Good question. The houses present a fascinating reflection of Singapore’s history. From the time before MKS acquired and developed the land in the late 1910s up to the present day, the site is a microcosm of the changes Singapore has undergone throughout it’s colonial and post-colonial history.
8.       Your research has also talked about a short-lived publication ‘Karikal Chronicle’. How did European prisoners ended up publishing a ‘chronicle’ in Singapore carrying the name of a French controlled territory which is in Tamilnadu (India)?  
This name comes from World War Two, when the European civilians were rounded up and placed in a holding camp in Karikal Mahal prior to being transferred to the more infamous prison at Changi. A couple of journalists were also held there and came up with the idea of printing a typed broadsheet for the other prisoners to read. The took the name from the buildings and added the word ‘Chronicle’ almost as an ironic title to the publication, which was hand typed then mimeographed before being distributed.
9.       Where is ‘Karikal Mahal’ now?
As I detail in the article, during the 1970s, Still Road was extended as the land reclamation works that formed East Coast Park were underway. The extension of Still Road meant that the original site was cut in half. One building was demolished but two remained (now on either side of Still Road between East Coast Road and Marine Parade). These were turned into a hotel called the Grand Hotel. When that shuttered in the year 2000, the buildings stood empty for ten years until being converted into kindergartens.
10.    Had there ever been an impetus in history to preserve ‘Karikal Mahal’? Do you think generally conservation is in conflict with economic development hence become a luxury for land scarce cities such as Singapore?
The two remaining buildings have both been designated as historically important by the Urban Redevelopment Authority (URA) so can’t be torn down, though the owner can modify them. The question of conservation versus development is thorny one not only because of land scarcity but also because of land prices. What is left of Karikal Mahal sits on ‘freehold’ land that is valued well into the hundreds of millions of dollars. That’s a hefty sum for some old buildings that can’t be torn down!

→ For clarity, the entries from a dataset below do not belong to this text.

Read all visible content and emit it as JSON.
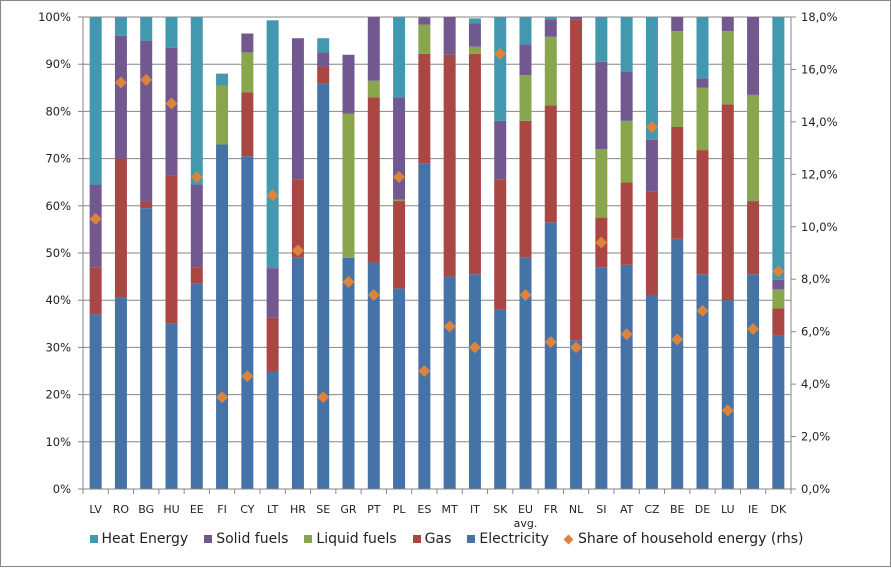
{
  "chart_data": {
    "type": "bar",
    "stacked": true,
    "title": "",
    "xlabel": "",
    "ylabel": "",
    "y2label": "",
    "ylim": [
      0,
      100
    ],
    "y2lim": [
      0,
      18
    ],
    "yticks": [
      "0%",
      "10%",
      "20%",
      "30%",
      "40%",
      "50%",
      "60%",
      "70%",
      "80%",
      "90%",
      "100%"
    ],
    "y2ticks": [
      "0,0%",
      "2,0%",
      "4,0%",
      "6,0%",
      "8,0%",
      "10,0%",
      "12,0%",
      "14,0%",
      "16,0%",
      "18,0%"
    ],
    "grid": true,
    "legend_position": "bottom",
    "categories": [
      "LV",
      "RO",
      "BG",
      "HU",
      "EE",
      "FI",
      "CY",
      "LT",
      "HR",
      "SE",
      "GR",
      "PT",
      "PL",
      "ES",
      "MT",
      "IT",
      "SK",
      "EU avg.",
      "FR",
      "NL",
      "SI",
      "AT",
      "CZ",
      "BE",
      "DE",
      "LU",
      "IE",
      "DK"
    ],
    "series": [
      {
        "name": "Electricity",
        "color": "#4572A7",
        "axis": "left",
        "values": [
          37,
          40.5,
          59.5,
          35,
          43.5,
          73,
          70.5,
          24.8,
          49,
          86,
          49,
          48,
          42.5,
          69,
          45,
          45.5,
          38,
          49,
          56.5,
          31.5,
          47,
          47.5,
          41,
          53,
          45.5,
          40,
          45.5,
          32.5
        ]
      },
      {
        "name": "Gas",
        "color": "#AA4643",
        "axis": "left",
        "values": [
          10,
          29.5,
          1.5,
          31.5,
          3.5,
          0,
          13.5,
          11.5,
          16.5,
          3.5,
          0,
          35,
          18.5,
          23.2,
          47,
          46.7,
          27.5,
          29,
          24.8,
          68,
          10.5,
          17.5,
          22,
          23.7,
          26.3,
          41.5,
          15.5,
          5.8
        ]
      },
      {
        "name": "Liquid fuels",
        "color": "#89A54E",
        "axis": "left",
        "values": [
          0,
          0,
          0,
          0,
          0,
          12.5,
          8.5,
          0,
          0,
          0,
          30.5,
          3.5,
          0.3,
          6.2,
          0,
          1.5,
          0,
          9.7,
          14.5,
          0,
          14.5,
          13,
          0,
          20.3,
          13.2,
          15.5,
          22.5,
          4
        ]
      },
      {
        "name": "Solid fuels",
        "color": "#71588F",
        "axis": "left",
        "values": [
          17.5,
          26,
          34,
          27,
          17.5,
          0,
          4,
          10.5,
          30,
          3,
          12.5,
          13.5,
          21.7,
          1.5,
          8,
          5,
          12.5,
          6.5,
          3.7,
          0.5,
          18.5,
          10.5,
          11,
          3,
          2,
          3,
          16.5,
          2
        ]
      },
      {
        "name": "Heat Energy",
        "color": "#4198AF",
        "axis": "left",
        "values": [
          35.5,
          4,
          5,
          6.5,
          35.5,
          2.5,
          0,
          52.5,
          0,
          3,
          0,
          0,
          17,
          0,
          0,
          1,
          22,
          5.8,
          0.5,
          0,
          9.5,
          11.5,
          26,
          0,
          13,
          0,
          0,
          55.7
        ]
      },
      {
        "name": "Share of household energy (rhs)",
        "color": "#DB843D",
        "axis": "right",
        "marker": "diamond",
        "values": [
          10.3,
          15.5,
          15.6,
          14.7,
          11.9,
          3.5,
          4.3,
          11.2,
          9.1,
          3.5,
          7.9,
          7.4,
          11.9,
          4.5,
          6.2,
          5.4,
          16.6,
          7.4,
          5.6,
          5.4,
          9.4,
          5.9,
          13.8,
          5.7,
          6.8,
          3.0,
          6.1,
          8.3
        ]
      }
    ]
  },
  "legend": {
    "items": [
      {
        "label": "Heat Energy",
        "color": "#4198AF",
        "marker": "square"
      },
      {
        "label": "Solid fuels",
        "color": "#71588F",
        "marker": "square"
      },
      {
        "label": "Liquid fuels",
        "color": "#89A54E",
        "marker": "square"
      },
      {
        "label": "Gas",
        "color": "#AA4643",
        "marker": "square"
      },
      {
        "label": "Electricity",
        "color": "#4572A7",
        "marker": "square"
      },
      {
        "label": "Share of household energy (rhs)",
        "color": "#DB843D",
        "marker": "diamond"
      }
    ]
  }
}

11.    Are there any significant physical traces still left in Singapore to remind us about Moona Kader Sultan or his ‘Karikal’ passion?
Not much. The rather grand building where his business—the Straits Trading Cattle Company—was located at 22 Sungei Road was demolished many years ago. His initials used to stand on the pediment above one of the building on Still Road, but they were removed during the most recent renovation. There is a Karikal Lane near this building, and that is probably the closest thing we have to a trace of the original owner’s name and heritage.
12.    How much of Moona Kader Sultan’s history we know about is likely objective and impartial?
There is very little about him in the public record. I have relied mostly on newspaper articles in English for information. There were several obituaries that briefly outlined his life as well as an extended ‘interview’ with a police superintendent that was published ten years after his death, but that source is dubious for reasons I point out in my article.
These days, there’s lots of blog and websites online that mention him in connection to Karikal Mahal, because people are naturally curious about these old and beautiful buildings, but these blogs are often poorly researched and inaccurate.
There is more information about MKS to be found in Tamil-language sources, and I have a research assistant, a former student, helping me to search these sources because I understand very little of your beautiful language. Happily, she’s already found some very interesting material.
I’m hoping through my own research to learn much more about this fascinating figure and to restore his place in the story of Singapore’s growth.